In re A.T., 2020 UT App 50 (Harris, J.)

After Mother’s and Father’s divorce, Mother was awarded sole custody of their two children. But after Mother overdosed, the children were removed from Mother’s care. Initially the court ordered reunification services. But when Mother did not fully complete her child and family plan, the juvenile court terminated reunification services and placed the children in the permanent physical and legal custody of Father. In so doing, it relied on the parental presumption. The Court of Appeals reversed, holding:

  1. The parental presumption was introduced into Utah’s jurisprudence in a case involving a custody dispute between a natural parent and an individual without a biological or legal connection to a child. The presumption does not appear to apply here because this case involves two natural parents. But even if the presumption could apply in a dispute between two natural parents, the presumption does not apply here because both parents lost the presumption when the juvenile court entered uncontested findings of neglect against Mother and dependency against Father. 
  2. The juvenile court’s analysis was highly dependent upon its understanding of the parental presumption. Based on its understanding, the juvenile court considered itself legally bound to make a ruling in Father’s favor. On remand, the juvenile court should not rely on the parental presumption and instead consider the statutory factors. 

In re J.M., 2020 UT App 52 (Harris, J.)

Mother had her children removed after one child tested positive for drugs. Originally the juvenile court set the goal as reunification, but when Mother did not comply with the reunification plan, the court set the goal as adoption. The State filed a petition to terminate Mother’s parental rights. Then Mother made remarkable progress and completed all the goals of her plan without DCFS assistance. The juvenile court, however, terminated Mother’s parental rights. The Court of Appeals affirmed, holding:

  1. In finding that Mother “has neglected” the children—one of the statutory grounds for termination—the juvenile court properly considered past episodes of neglect, even if they occurred a while ago and even if the parent has since taken steps to improve her behavior. 
  2. In a footnote, the Court recognizes that other statutory grounds for termination are in present tense—such as “the parent is unfit”—so the question at trial is whether the parent, at the time of the termination trial, is unfit. Courts, then, will have to consider a parent’s previous acts that might demonstrate unfitness against any current acts that might demonstrate improvement.
  3. It was appropriate for the juvenile court to consider the termination of Mother’s parental rights to a prior child; consideration of a parent’s past actions is not only allowed by encouraged by the Juvenile Court Act and by caselaw interpreting it.
  4. As for the best interest determination, the Court of Appeals judges might not have reached the same decision that the juvenile court reached had they been in the juvenile court’s position. But given the deferential standard of review, the Court of Appeals defers to the juvenile court’s ultimate determination because it was supported by competent findings and by record evidence.

CRIMINAL

State v. Sorbonne, 2020 UT App 48 (Hagen, J., majority; Christiansen Forster, J., concurring; Orme, J., dissenting)

After an argument with his father, the defendant drove away from home. The father drove after the defendant and stopped him. The father approached the car, and the defendant pointed a gun at the father and said he was going to kill the father. The State charged the defendant with threatening with a dangerous weapon in a fight. At a bench trial, the defendant argued that he acted in self-defense. The court also admitted several instances of the father’s abuse of others, but it excluded other instances of abuse. The court convicted the defendant.

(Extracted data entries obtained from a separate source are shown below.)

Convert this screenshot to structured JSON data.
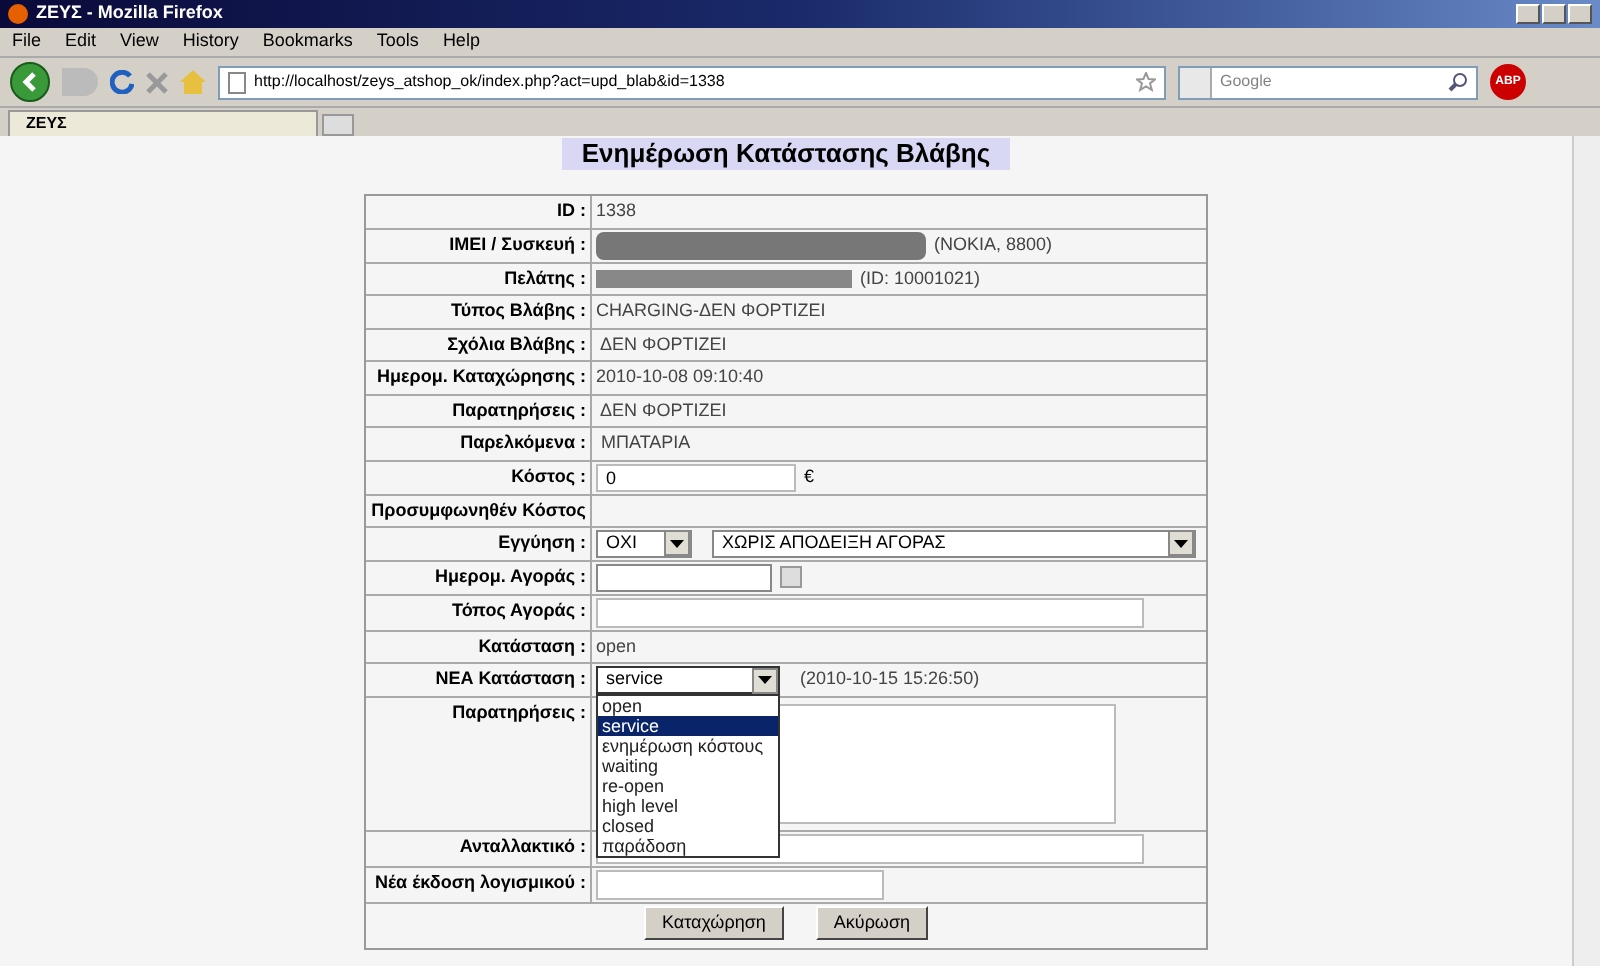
{
  "window": {
    "title": "ΖΕΥΣ - Mozilla Firefox"
  },
  "menu": [
    "File",
    "Edit",
    "View",
    "History",
    "Bookmarks",
    "Tools",
    "Help"
  ],
  "address": {
    "value": "http://localhost/zeys_atshop_ok/index.php?act=upd_blab&id=1338"
  },
  "search": {
    "placeholder": "Google"
  },
  "addon_badge": "ABP",
  "tabs": [
    {
      "label": "ΖΕΥΣ",
      "selected": true
    }
  ],
  "page_title": "Ενημέρωση Κατάστασης Βλάβης",
  "form": {
    "rows": [
      {
        "label": "ID :",
        "kind": "text",
        "value": "1338"
      },
      {
        "label": "IMEI / Συσκευή :",
        "kind": "redacted",
        "value": "(NOKIA, 8800)"
      },
      {
        "label": "Πελάτης :",
        "kind": "redacted",
        "value": "(ID: 10001021)"
      },
      {
        "label": "Τύπος Βλάβης :",
        "kind": "text",
        "value": "CHARGING-ΔΕΝ ΦΟΡΤΙΖΕΙ"
      },
      {
        "label": "Σχόλια Βλάβης :",
        "kind": "text",
        "value": " ΔΕΝ ΦΟΡΤΙΖΕΙ"
      },
      {
        "label": "Ημερομ. Καταχώρησης :",
        "kind": "text",
        "value": "2010-10-08 09:10:40"
      },
      {
        "label": "Παρατηρήσεις :",
        "kind": "text",
        "value": " ΔΕΝ ΦΟΡΤΙΖΕΙ"
      },
      {
        "label": "Παρελκόμενα :",
        "kind": "text",
        "value": " ΜΠΑΤΑΡΙΑ"
      },
      {
        "label": "Κόστος :",
        "kind": "input",
        "value": "0",
        "suffix": "€"
      },
      {
        "label": "Προσυμφωνηθέν Κόστος",
        "kind": "empty"
      },
      {
        "label": "Εγγύηση :",
        "kind": "selects",
        "value": "ΟΧΙ",
        "value2": "ΧΩΡΙΣ ΑΠΟΔΕΙΞΗ ΑΓΟΡΑΣ"
      },
      {
        "label": "Ημερομ. Αγοράς :",
        "kind": "date"
      },
      {
        "label": "Τόπος Αγοράς :",
        "kind": "wide"
      },
      {
        "label": "Κατάσταση :",
        "kind": "text",
        "value": "open"
      },
      {
        "label": "ΝΕΑ Κατάσταση :",
        "kind": "status",
        "value": "service",
        "suffix": "(2010-10-15 15:26:50)",
        "options": [
          {
            "label": "open",
            "selected": false
          },
          {
            "label": "service",
            "selected": true
          },
          {
            "label": "ενημέρωση κόστους",
            "selected": false
          },
          {
            "label": "waiting",
            "selected": false
          },
          {
            "label": "re-open",
            "selected": false
          },
          {
            "label": "high level",
            "selected": false
          },
          {
            "label": "closed",
            "selected": false
          },
          {
            "label": "παράδοση",
            "selected": false
          }
        ]
      },
      {
        "label": "Παρατηρήσεις :",
        "kind": "textarea"
      },
      {
        "label": "Ανταλλακτικό :",
        "kind": "wide"
      },
      {
        "label": "Νέα έκδοση λογισμικού :",
        "kind": "medium"
      }
    ],
    "buttons": [
      "Καταχώρηση",
      "Ακύρωση"
    ]
  }
}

The Court of Appeals affirmed the convictions, holding:

  1. The Court of Appeals does not reach the question of whether pointing a gun at another is a use of deadly force or a threat of force because the district court found that the defendant’s conduct was unreasonable under either standard.
  2. The district court did not abuse its discretion in excluding the father’s prior violent acts because either (1) trial counsel withdrew the question about a prior act before the district court ruled on its admissibility, (2) the specific acts were not admissible under Utah R. Evid. 404(a) (which allows proof of a victim’s propensity for violence to be proved through reputation or opinion) to prove that the father was the first aggressor, or (3) the acts were not admissible to show that the defendant reasonably feared his father because there was no evidence on the record that the defendant knew about those prior acts. 
  3. The defendant has not convinced the Court of Appeals to overrule its prior case that require acts of self-defense to be objectively reasonable. 
  4. Concurrence: Although the concurring judge agrees with the majority opinion, the concurring judge agrees that it is time to reexamine the standard the courts use in assessing the reasonableness of the responsive action exhibited by domestic violence victims or abused children in the self-defense context. It is time for Utah law to recognize that repeated abuse of an intimate partner or child can cause that abused person to reasonably perceive a threat of imminent danger from conduct that may not appear imminently threatening to someone who had not been subjected to a repetitive cycle of violence. 
  5. Dissent: The dissenting judge took Duchesne County’s failure to file a brief to be tantamount to a concession that the defendant’s conviction should be reversed. The defendant’s conviction was the product of multiple errors. 

State v. Peterson, 2020 UT App 47 (Mortensen, J.)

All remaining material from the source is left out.